In the dark ages of Mediæval Christianity most of the beauties of Vienne vanished: being destroyed outright, or made over into buildings pertaining to the new faith and the new times. A pathetic little attempt, to be sure, was made by the Viennese to hold fast to their comfortable Paganism—when Valentinian II. was slain, and the old rites were restored, at the end of the fourth century; but it was a mere flash in the pan. The tendencies of the times were too strong to be resisted, and presently the new creed rode down the old. Then it was that Vienne was called Vienne the Holy—because, while losing nothing of her splendours temporal, she gained great store of splendours spiritual: whereof the culmination was that famous Council, at the beginning of the fourteenth century, which crushed the Templars and gave over their possessions to the Crown. While the Council deliberated, Philip the Fair "watched his case," as the lawyers would put it, from the village of Sainte-Colombe—across the river—where he was quartered with his court in the convent of the Cordeliers; and in Sainte-Colombe, the next year, he built the tower that was to safeguard the royal domains against the aggressions of the Archbishops: whose too-notorious holiness was making them overbold.
And nowadays Vienne is a mean little town; a withered kernel in the shell of its former grandeur; a mere sousprefecture; scarcely more than a manufacturing suburb of Lyons. In the tower of Philip the Fair are a cheap restaurant, and a factory of macaroni, and a carpenter-shop. It is enough to make the spirits of the Roman emperors indignant and the bones of the Archbishops rattle dismally in their graves. No longer either strong, or beautiful, or holy, they call it Vienne the Patriotic, now. A city must be something, of course—and patriotism is an attribute that may be had for the claiming, in these days.
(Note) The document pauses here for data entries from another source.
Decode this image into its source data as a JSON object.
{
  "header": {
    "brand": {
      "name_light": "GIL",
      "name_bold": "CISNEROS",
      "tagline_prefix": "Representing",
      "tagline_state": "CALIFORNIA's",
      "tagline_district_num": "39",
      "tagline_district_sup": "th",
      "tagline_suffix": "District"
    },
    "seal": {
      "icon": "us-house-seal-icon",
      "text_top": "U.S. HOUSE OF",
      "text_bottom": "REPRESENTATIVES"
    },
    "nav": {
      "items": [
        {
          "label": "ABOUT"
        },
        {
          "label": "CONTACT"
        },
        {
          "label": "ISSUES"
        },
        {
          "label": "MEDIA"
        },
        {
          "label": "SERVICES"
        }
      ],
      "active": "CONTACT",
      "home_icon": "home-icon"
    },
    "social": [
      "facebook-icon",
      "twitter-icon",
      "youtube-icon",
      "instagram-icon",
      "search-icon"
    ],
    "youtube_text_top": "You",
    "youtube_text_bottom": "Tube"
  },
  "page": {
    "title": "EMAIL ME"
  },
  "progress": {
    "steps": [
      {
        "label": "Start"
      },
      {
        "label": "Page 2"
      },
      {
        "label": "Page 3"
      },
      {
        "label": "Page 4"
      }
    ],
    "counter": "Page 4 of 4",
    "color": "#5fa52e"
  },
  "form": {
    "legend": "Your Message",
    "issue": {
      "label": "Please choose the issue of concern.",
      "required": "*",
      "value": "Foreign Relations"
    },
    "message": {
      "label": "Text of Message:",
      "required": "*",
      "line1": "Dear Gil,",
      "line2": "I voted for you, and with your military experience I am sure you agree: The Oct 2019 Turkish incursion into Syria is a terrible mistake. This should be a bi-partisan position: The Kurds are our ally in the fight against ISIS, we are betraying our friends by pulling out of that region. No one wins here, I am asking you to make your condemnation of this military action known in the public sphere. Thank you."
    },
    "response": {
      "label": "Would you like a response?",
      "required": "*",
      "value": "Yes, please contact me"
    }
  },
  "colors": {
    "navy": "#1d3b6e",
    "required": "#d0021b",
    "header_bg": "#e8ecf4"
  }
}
But the saving grace of poetry, at least of the love of poetry, still abides in Vienne: as was proved in a manner mightily tickling to our self-complacency as we swept past the town. Taking the place of the stone bridge that was built in Roman times—and so well built that it was kept in service almost down to our own day—a suspension bridge here spans the stream: and the poets and the poet-lovers of Vienne were all a-swarm upon it, their heads and shoulders rising in an animated crenellation above its rail, in waiting for our galley to go by. While we still were a hundred yards away up stream there was a bustling movement among them; and then a bouquet, swinging at the end of a light line, was lowered away swiftly—the bright flowers flashing in the sunlight as they swayed and twirled. Our brethren had calculated to a nicety where our boat would pass. Right over the bow came the bouquet, and fairly into the eager hands stretched out for it—while a great cheer went up from the grateful poets in the boat that was echoed by the generous poets in the air. And the prettiest touch of all was the garland of verses that came to us with the flowers: to bid us welcome and to wish us God-speed on our way. Truly, 'twas a delicately fine bit of poetic courtesy. No troubadour in the days of Vienne the Holy (the holiness was not of an austere variety) could have cast a more graceful tribute upon the passing galley of the debonaire Queen Jeanne.